Maualuga, who sprained the MCL in his left knee against the New York Jets on Oct. 27, is staying in Cincinnati this week to continue rehabbing his knee and to work on his conditioning ahead of the Bengals' next game at San Diego on Sunday, Dec. 1. With the Bengals' bye this week, many of his teammates are leaving town in order to rest and spend time with their families.
Before his injury, Maualuga was one of the Bengals' best run-stoppers. Through eight games, he had 51 total tackles, putting him on pace for the second-highest single-season tackle total of his career. He had 122 stops last season.
"Whenever you have something good going you don't want to have a setback, but this is something we sign up for," Maualuga said. "Unfortunately, I got dinged. It's a rough sport. Did I wake up that Sunday morning thinking I was going to have an MCL sprain? No. It's a scary position to be in, being carted off the field, but nothing too bad happened as far as a season-ending injury. I just have to strengthen my knee, come back and see what my role is."
When Maualuga returns, the Bengals likely will divide the snaps more evenly between him and Rey in an effort to keep them both fresh.
Through the first eight games, Rey averaged 5.4 defensive snaps per game. He was primarily a special-teams player, but came in during short-yardage and goal-line situations. Because he had 19 snaps against the Jets -- most of which came after Maualuga's injury -- that average was a little skewed. Maualuga in that same stretch was averaging 46.1 snaps.
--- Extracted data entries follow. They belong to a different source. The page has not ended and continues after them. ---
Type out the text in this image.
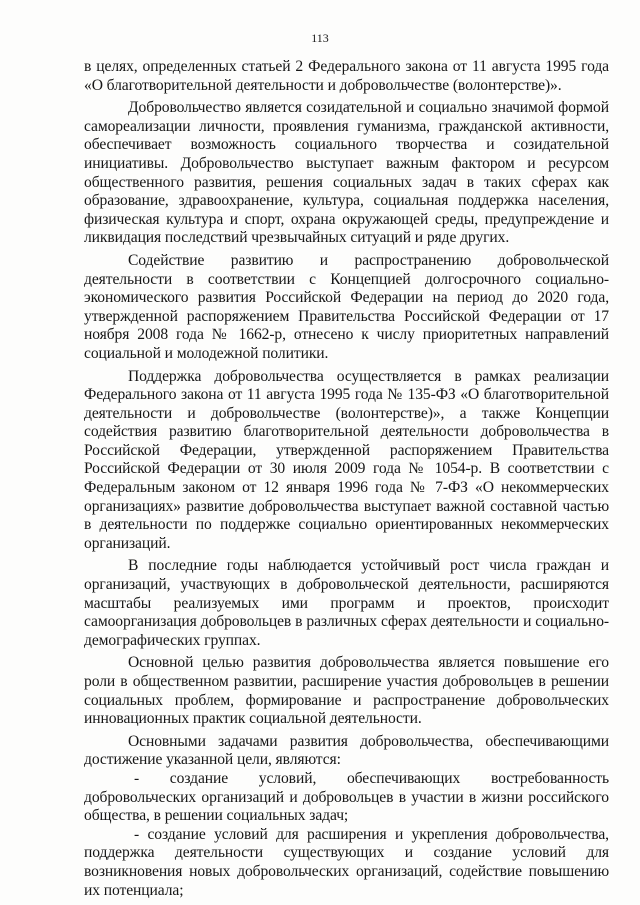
113

в целях, определенных статьей 2 Федерального закона от 11 августа 1995 года «О благотворительной деятельности и добровольчестве (волонтерстве)».

Добровольчество является созидательной и социально значимой формой самореализации личности, проявления гуманизма, гражданской активности, обеспечивает возможность социального творчества и созидательной инициативы. Добровольчество выступает важным фактором и ресурсом общественного развития, решения социальных задач в таких сферах как образование, здравоохранение, культура, социальная поддержка населения, физическая культура и спорт, охрана окружающей среды, предупреждение и ликвидация последствий чрезвычайных ситуаций и ряде других.

Содействие развитию и распространению добровольческой деятельности в соответствии с Концепцией долгосрочного социально-экономического развития Российской Федерации на период до 2020 года, утвержденной распоряжением Правительства Российской Федерации от 17 ноября 2008 года № 1662-р, отнесено к числу приоритетных направлений социальной и молодежной политики.

Поддержка добровольчества осуществляется в рамках реализации Федерального закона от 11 августа 1995 года № 135-ФЗ «О благотворительной деятельности и добровольчестве (волонтерстве)», а также Концепции содействия развитию благотворительной деятельности добровольчества в Российской Федерации, утвержденной распоряжением Правительства Российской Федерации от 30 июля 2009 года № 1054-р. В соответствии с Федеральным законом от 12 января 1996 года № 7-ФЗ «О некоммерческих организациях» развитие добровольчества выступает важной составной частью в деятельности по поддержке социально ориентированных некоммерческих организаций.

В последние годы наблюдается устойчивый рост числа граждан и организаций, участвующих в добровольческой деятельности, расширяются масштабы реализуемых ими программ и проектов, происходит самоорганизация добровольцев в различных сферах деятельности и социально-демографических группах.

Основной целью развития добровольчества является повышение его роли в общественном развитии, расширение участия добровольцев в решении социальных проблем, формирование и распространение добровольческих инновационных практик социальной деятельности.

Основными задачами развития добровольчества, обеспечивающими достижение указанной цели, являются:

- создание условий, обеспечивающих востребованность добровольческих организаций и добровольцев в участии в жизни российского общества, в решении социальных задач;

- создание условий для расширения и укрепления добровольчества, поддержка деятельности существующих и создание условий для возникновения новых добровольческих организаций, содействие повышению их потенциала;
Since Maualuga's departure from the lineup, Rey has appeared in an average of 69 plays, including all 79 snaps against the Browns last weekend.
About 2 1/2 hours before Sunday's victory over Cleveland, Maualuga came out onto Paul Brown Stadium's field and worked out with trainers and linebackers coach Paul Guenther. Maualuga went through a series of ladder and agility drills to work on his explosiveness. He was working on his hands, too, catching passes during drills that required him to read a quarterback's eyes.
"It felt good," said Maualuga, who practiced Friday for the first time since the injury. "It gets frustrating sometimes knowing you were able to do some stuff but you're not quite ready yet."
Yet another reason why Rey stands a good chance of getting some additional playing time the next few weeks aside from his normal short-yardage work.